The Idaho Supreme Court gave an aviation safety whistleblower good news on July 7. In Van v. Portneuf Medical Center, the Court remanded Mark Van’s case back to an Idaho trial court to consider his claim of wrongful termination. The Idaho Supreme Court held that the district court judge erred in granting summary judgment to a hospital on the whistleblower part of the lawsuit.
Mark Van had worked as the Portneuf Medical Center since 1986 in helicopter maintenance. After a 2001 crash, Van became more concerned about complying with state and federal safety standards. The National Transportation Safety Board determined that the 2001 crash was a result of pilot error, and Van raised concerns about pilots working more hours than allowed. He also raised concerns about loopholes in a maintenance contract with a helicopter vendor. In 2005, the medical center fired Van, citing his, “his inability to maintain positive interpersonal relations with his colleagues and to foster a positive team environment.”
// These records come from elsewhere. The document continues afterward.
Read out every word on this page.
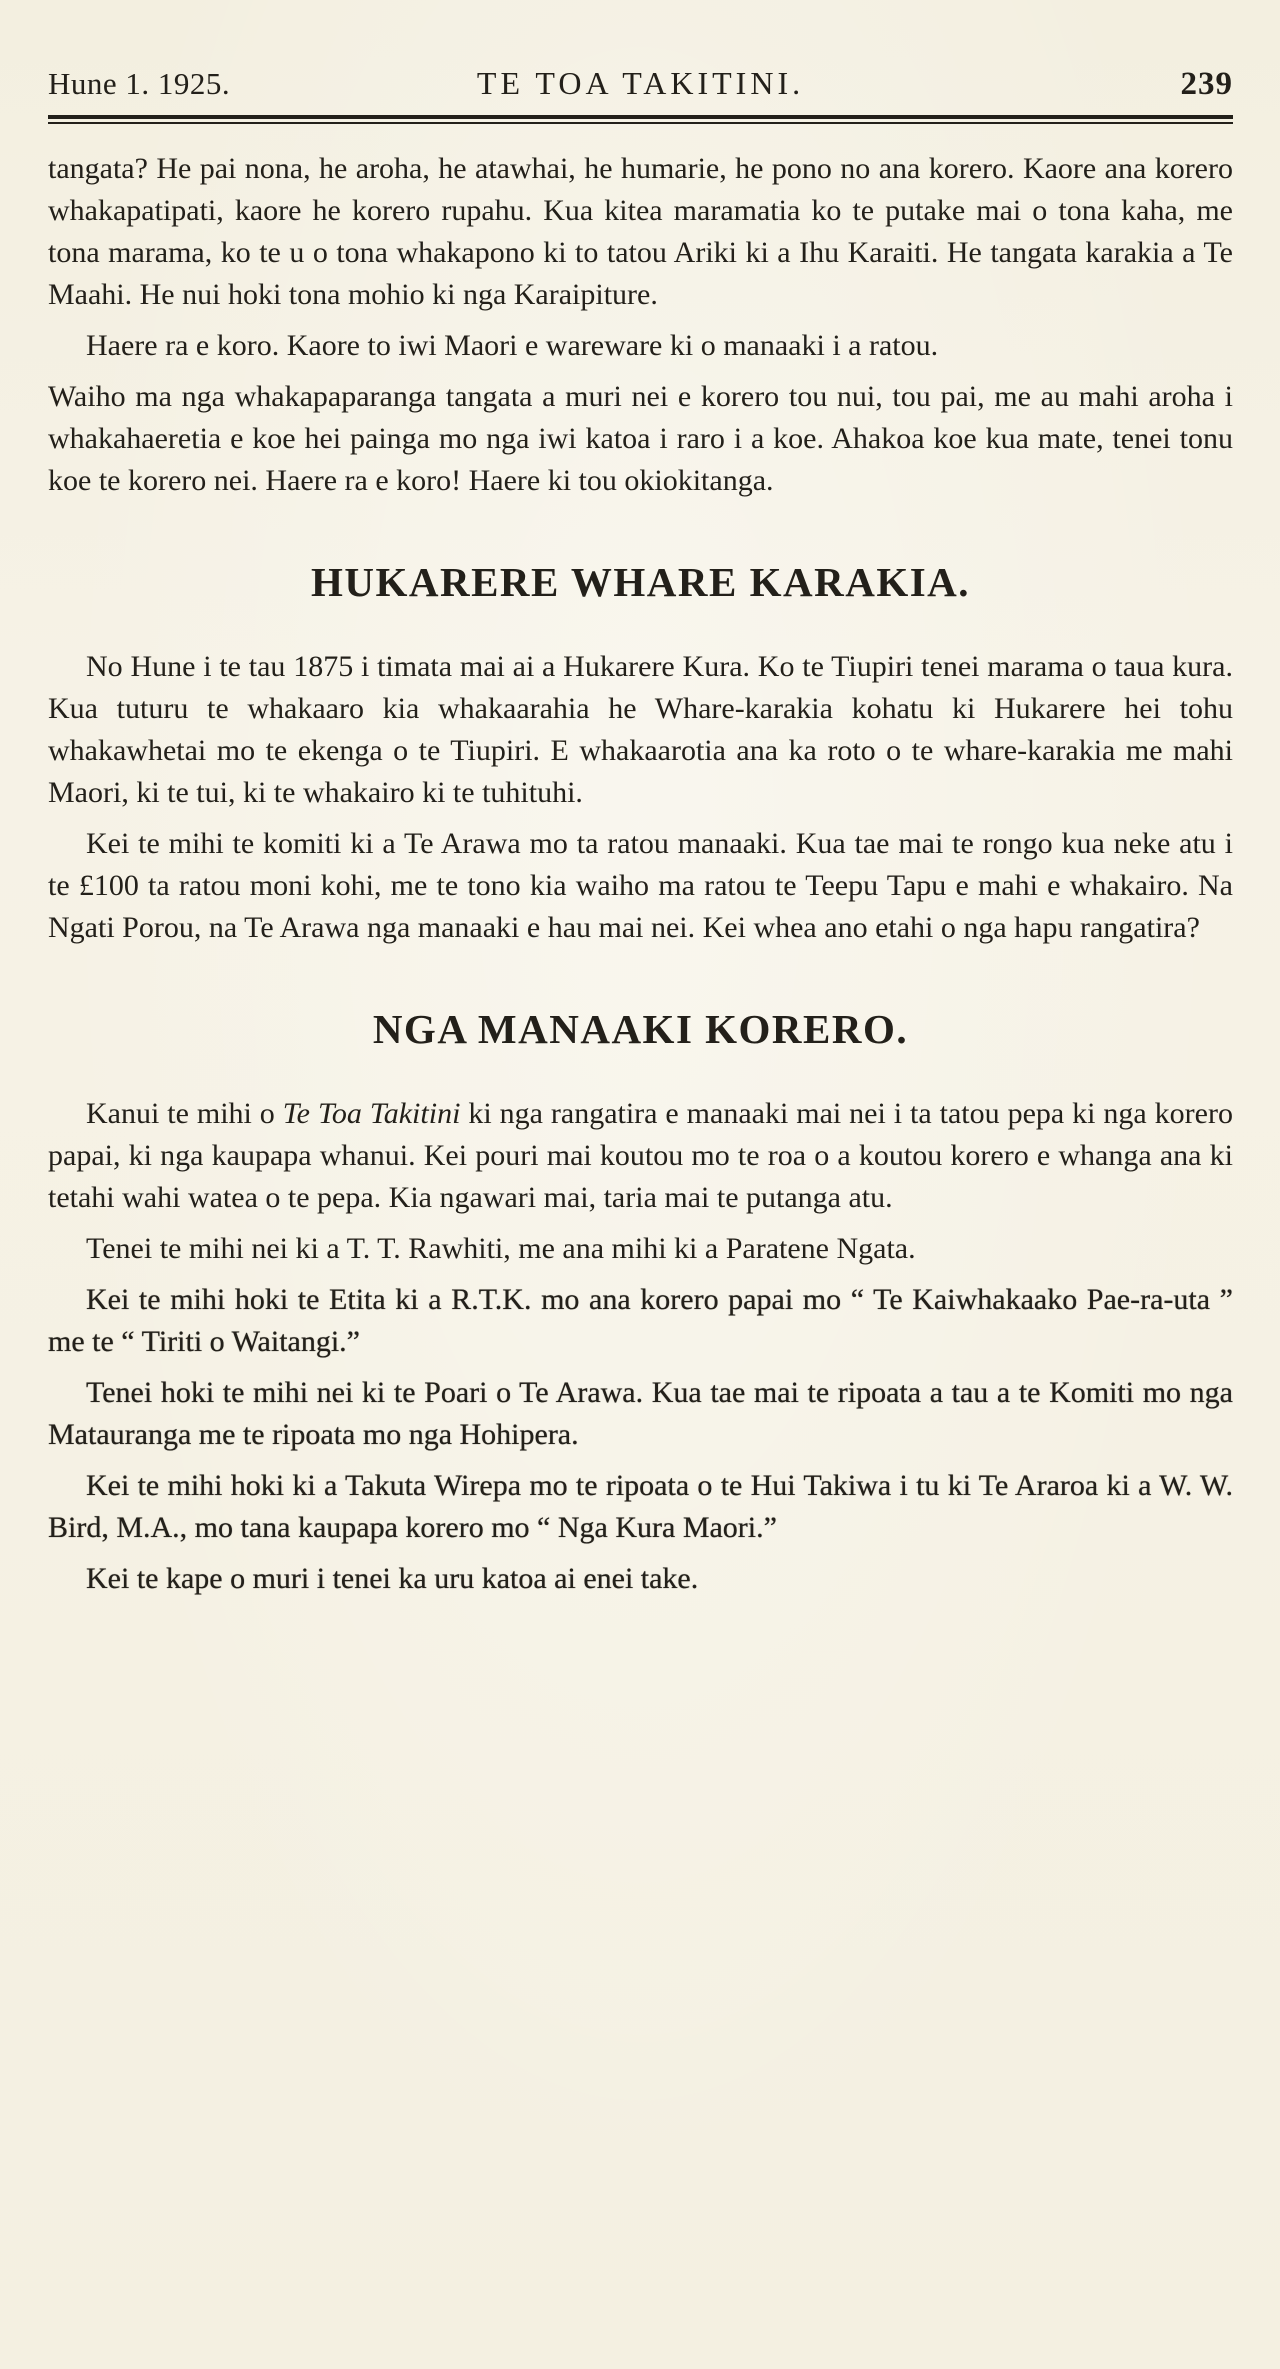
Hune 1. 1925.	TE TOA TAKITINI.	239

tangata? He pai nona, he aroha, he atawhai, he humarie, he pono no ana korero. Kaore ana korero whakapatipati, kaore he korero rupahu. Kua kitea maramatia ko te putake mai o tona kaha, me tona marama, ko te u o tona whakapono ki to tatou Ariki ki a Ihu Karaiti. He tangata karakia a Te Maahi. He nui hoki tona mohio ki nga Karaipiture.

Haere ra e koro. Kaore to iwi Maori e wareware ki o manaaki i a ratou.

Waiho ma nga whakapaparanga tangata a muri nei e korero tou nui, tou pai, me au mahi aroha i whakahaeretia e koe hei painga mo nga iwi katoa i raro i a koe. Ahakoa koe kua mate, tenei tonu koe te korero nei. Haere ra e koro! Haere ki tou okiokitanga.

HUKARERE WHARE KARAKIA.

No Hune i te tau 1875 i timata mai ai a Hukarere Kura. Ko te Tiupiri tenei marama o taua kura. Kua tuturu te whakaaro kia whakaarahia he Whare-karakia kohatu ki Hukarere hei tohu whakawhetai mo te ekenga o te Tiupiri. E whakaarotia ana ka roto o te whare-karakia me mahi Maori, ki te tui, ki te whakairo ki te tuhituhi.

Kei te mihi te komiti ki a Te Arawa mo ta ratou manaaki. Kua tae mai te rongo kua neke atu i te £100 ta ratou moni kohi, me te tono kia waiho ma ratou te Teepu Tapu e mahi e whakairo. Na Ngati Porou, na Te Arawa nga manaaki e hau mai nei. Kei whea ano etahi o nga hapu rangatira?

NGA MANAAKI KORERO.

Kanui te mihi o Te Toa Takitini ki nga rangatira e manaaki mai nei i ta tatou pepa ki nga korero papai, ki nga kaupapa whanui. Kei pouri mai koutou mo te roa o a koutou korero e whanga ana ki tetahi wahi watea o te pepa. Kia ngawari mai, taria mai te putanga atu.

Tenei te mihi nei ki a T. T. Rawhiti, me ana mihi ki a Paratene Ngata.

Kei te mihi hoki te Etita ki a R.T.K. mo ana korero papai mo “ Te Kaiwhakaako Pae-ra-uta ” me te “ Tiriti o Waitangi.”

Tenei hoki te mihi nei ki te Poari o Te Arawa. Kua tae mai te ripoata a tau a te Komiti mo nga Matauranga me te ripoata mo nga Hohipera.

Kei te mihi hoki ki a Takuta Wirepa mo te ripoata o te Hui Takiwa i tu ki Te Araroa ki a W. W. Bird, M.A., mo tana kaupapa korero mo “ Nga Kura Maori.”

Kei te kape o muri i tenei ka uru katoa ai enei take.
The Idaho Supreme Court made clear that the state’s Whistleblower Act, I.C. § 6-2105(4), protects employees for raising protected concerns reguardless of whether or how an employer addresses the substantive violation. Slip opinion, page 7. The Court also held, however, that raising a concern about a possible future waste of funds is not protected under Idaho law. The Court also affirmed dismissals of Van’s claims for breach of contract and breach of the covenant of good faith and fair dealing, Finally, the Court upheld a decision denying Van discovery of the vendor’s proposed contract as Van’s concern about that contract was not protected.
It will be interesting to follow what the medical center says about why it thought Van could not maintain a positive interpersonal relationship with the other staff. Could it be that it was because Van was blowing the whistle on their failure to put safety first? It would be good for courts to recognize that an employer claim that a whistleblower cannot get along with others reflects a stereotype of whistleblowers and is direct evidence of animus against their protected activity.
Other aviation whistleblowers may want to consider filing complaints with the U.S. Department of Labor under the AIR 21 law. The time limit to file written complaints with OSHA is 90 days.